When I compare these to patients who have EGFR and ALK mutations, we know that the first-line targeted therapies that we have for that population now have very significant progression-free survival, upward of 18 months for osimertinib for patients with EGFR mutations. And alectinib for patients with ALK mutations has over a 24-month progression-free survival.

So we know that when we target these very specific mutations for certainly some other parallel populations, we can get significant responses, duration of responses, and better overall toxicity profiles.

Robert Doebele, MD, PhD: One of the really important developments over the last couple of years for RET inhibition is the development of selective RET inhibitors, rather than multikinase inhibitors. Over the past 5 or so years, many multikinase inhibitors that have some RET inhibitory activity have been developed. Unfortunately, both the response rate and the duration of those responses have been less than what we had hoped.

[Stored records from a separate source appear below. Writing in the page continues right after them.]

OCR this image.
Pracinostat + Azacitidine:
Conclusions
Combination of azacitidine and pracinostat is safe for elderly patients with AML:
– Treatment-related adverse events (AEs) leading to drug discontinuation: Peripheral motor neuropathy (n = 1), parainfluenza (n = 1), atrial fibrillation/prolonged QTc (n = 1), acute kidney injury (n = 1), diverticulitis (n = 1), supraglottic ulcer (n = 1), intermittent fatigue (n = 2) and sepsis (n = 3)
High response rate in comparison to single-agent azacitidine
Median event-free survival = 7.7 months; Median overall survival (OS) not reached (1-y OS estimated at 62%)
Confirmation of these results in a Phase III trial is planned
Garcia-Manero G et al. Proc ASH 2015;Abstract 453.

Typically response rates are in the 20% range in progression-free survival, and duration of response only in the range of a few months. The way that we think about this is because those were multikinase inhibitors, you cannot achieve full dosing to maximally inhibit RET in patients because you are getting off-target toxicity. So because they were multikinase inhibitors that inhibited other things, probably one of the predominant off-target effectors here is the VEGF receptor.

By also having activity against that, you were dose limited in the ability to achieve maximal RET inhibition because you were running into adverse effects like high blood pressure and other vascular events that are associated with inhibition of the vascular endothelial growth factor receptor. And so this is critical in developing selective RET inhibitors that don't hit those other targets, causing toxicity that limits the activity of these drugs.

The recent guidelines suggest in lung cancer that we should be broadly testing our patients. I think there are very clear recommendations in the NCCN [National Comprehensive Cancer Network] guidelines and others that at a minimum, we should be testing for EGFR, ALK, ROS1, and BRAF. If those are all negative, then we should also be testing for NTRK fusions. But I think also within these guidelines is the realization that there are many targets for which new drugs are emerging.

Those include RET gene fusions, MET exon 14, and perhaps now even KRAS mutations. I think lung cancer is now perhaps the clearest example of where broad next-generation sequencing panels make the most sense because there are so many targets with so many approved drugs in this disease that every patient should be getting next-generation sequencing that is comprehensive and can test for a variety of alterations all at once.